Obama did speak of few specific goals. For example, he spoke of “becom[ing] the first country to have 1 million electric vehicles on the road by 2015 .” But that’s a fundamentally different goal than landing a spacecraft on the moon. To put 1 million electric vehicles on the road by 2015, roughly that many people must want to drive them, unless, of course, the government intends to coerce the use of such vehicles.
Obama pretended to acknowledge this problem while, in reality, ignoring it. He said:

Now, clean energy breakthroughs will only translate into clean energy jobs if businesses know there will be a market for what they’re selling. So tonight, I challenge you to join me in setting a new goal: by 2035, 80% of America’s electricity will come from clean energy sources. Some folks want wind and solar. Others want nuclear, clean coal, and natural gas.
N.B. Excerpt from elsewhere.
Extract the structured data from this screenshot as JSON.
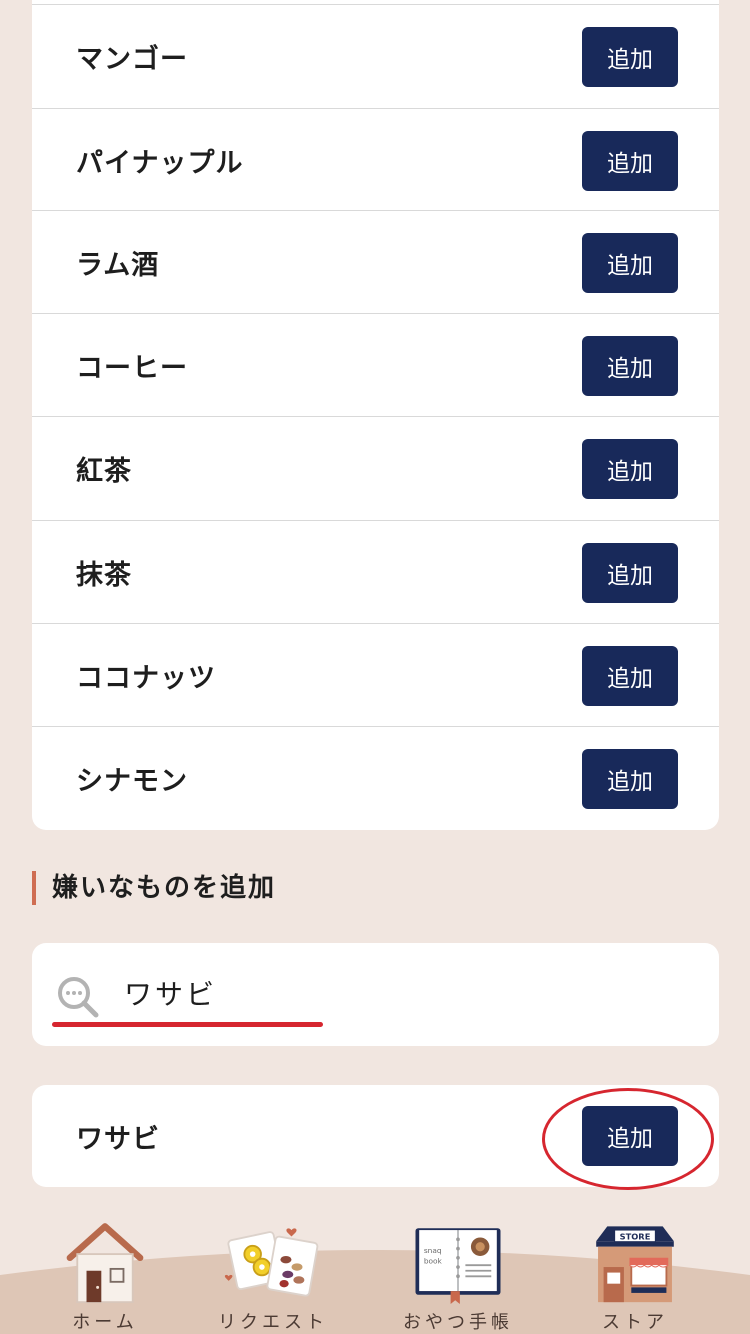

To meet this goal, we will need them all – and I urge Democrats and Republicans to work together to make it happen.

What is the connection between the first sentence and the second that Obama posits with the word “so”? I don’t see it. The first sentence speaks of markets. It is the language of capitalism. The second speaks of an outcome independent of market forces. It is the language of state planning, the true language of this presidency, I fear.

“Our Sputnik moment” reminds me of Ralph Kramden: “To the moon, Alice!” It’s a little too threatening to be said in our current environment.